A good estimation for the inductor ripple current is 20% to 40% of the output current.

E-Caps are rated in several ways. D.F. @120Hz ( for small line bridge rectifier use) max ripple current ESR (typ.) not aged after 10 yrs !

It is important to remember that Caps are usually charged by dumping current pulses then discharged slowly between pulses, so the duty cycle determines the ratio of Peak/Avg current. If the ripple voltage is 10% then the pk/avg current ratio is 10/1. If the energy dissipation is the power dissipation in each pulse times the pulse repetition rate. No problem as 100Hz and 1000x worse at 100kHz.

Hence the result of not understanding subtle advice in the App Note ... is a Chinese fire-cracker.

Refs from OP in comments that should have been in Question

• http://www.mouser.com/ds/2/88/ckh_cke-611140.pdf Cap specs
• http://www.ti.com/lit/an/slva372c/slva372c.pdf Boost Reg Design App Note

Answer 5

Note that there is capacitors for FILTERING ... And there is capacitors for DECOUPLING.
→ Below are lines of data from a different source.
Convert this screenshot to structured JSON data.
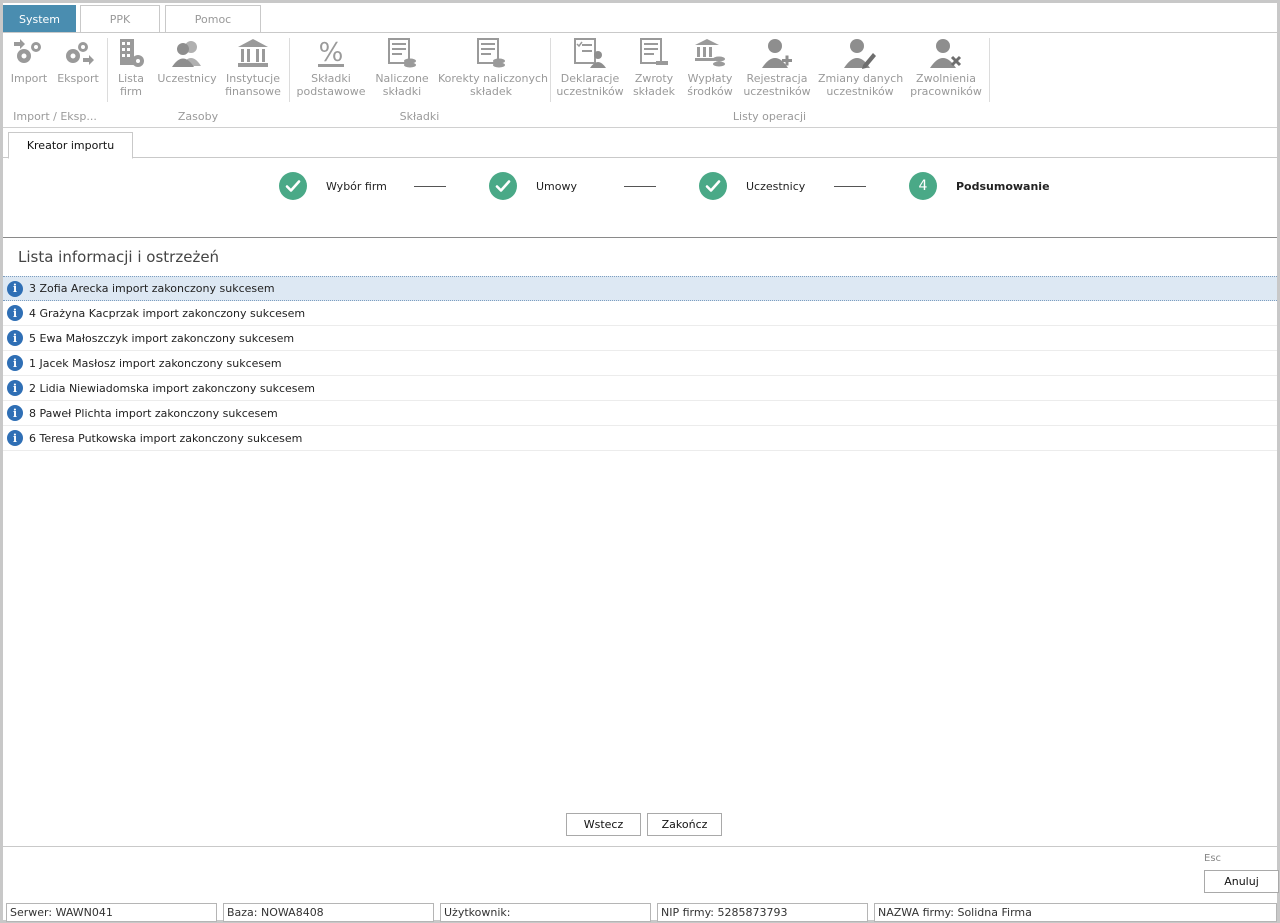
{
  "menu": {
    "tabs": [
      {
        "label": "System",
        "active": true
      },
      {
        "label": "PPK",
        "active": false
      },
      {
        "label": "Pomoc",
        "active": false
      }
    ]
  },
  "ribbon": {
    "buttons": {
      "import": [
        "Import",
        ""
      ],
      "eksport": [
        "Eksport",
        ""
      ],
      "lista_firm": [
        "Lista",
        "firm"
      ],
      "uczestnicy": [
        "Uczestnicy",
        ""
      ],
      "instytucje": [
        "Instytucje",
        "finansowe"
      ],
      "skladki_podstawowe": [
        "Składki",
        "podstawowe"
      ],
      "naliczone_skladki": [
        "Naliczone",
        "składki"
      ],
      "korekty": [
        "Korekty naliczonych",
        "składek"
      ],
      "deklaracje": [
        "Deklaracje",
        "uczestników"
      ],
      "zwroty": [
        "Zwroty",
        "składek"
      ],
      "wyplaty": [
        "Wypłaty",
        "środków"
      ],
      "rejestracja": [
        "Rejestracja",
        "uczestników"
      ],
      "zmiany": [
        "Zmiany danych",
        "uczestników"
      ],
      "zwolnienia": [
        "Zwolnienia",
        "pracowników"
      ]
    },
    "groups": {
      "import_eksport": "Import / Eksp...",
      "zasoby": "Zasoby",
      "skladki": "Składki",
      "listy_operacji": "Listy operacji"
    }
  },
  "document_tab": "Kreator importu",
  "stepper": {
    "steps": [
      {
        "label": "Wybór firm",
        "status": "done"
      },
      {
        "label": "Umowy",
        "status": "done"
      },
      {
        "label": "Uczestnicy",
        "status": "done"
      },
      {
        "label": "Podsumowanie",
        "status": "current",
        "number": "4"
      }
    ]
  },
  "section_title": "Lista informacji i ostrzeżeń",
  "messages": [
    "3 Zofia Arecka import zakonczony sukcesem",
    "4 Grażyna Kacprzak import zakonczony sukcesem",
    "5 Ewa Małoszczyk import zakonczony sukcesem",
    "1 Jacek Masłosz import zakonczony sukcesem",
    "2 Lidia Niewiadomska import zakonczony sukcesem",
    "8 Paweł Plichta import zakonczony sukcesem",
    "6 Teresa Putkowska import zakonczony sukcesem"
  ],
  "buttons": {
    "back": "Wstecz",
    "finish": "Zakończ",
    "cancel": "Anuluj",
    "esc_hint": "Esc"
  },
  "status_bar": {
    "server": "Serwer: WAWN041",
    "database": "Baza: NOWA8408",
    "user": "Użytkownik:",
    "nip": "NIP firmy: 5285873793",
    "company": "NAZWA firmy: Solidna Firma"
  },
  "colors": {
    "active_menu": "#4a8db0",
    "step_green": "#4aa987",
    "info_blue": "#2f6fb5",
    "selected_row": "#dde8f3"
  }
}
The capacitors for FILTERING are specified for a RMS current. This specification is printed on the capacitor. So if not printed, don't use as filtering.

There are also capacitors for filtering at "high frequencies" (in high frequency converters --> possibly > 10 MHz). These capacitors have a resonnant frequency as high as possible ... which lead to a residual very low inductance, wiring is critical.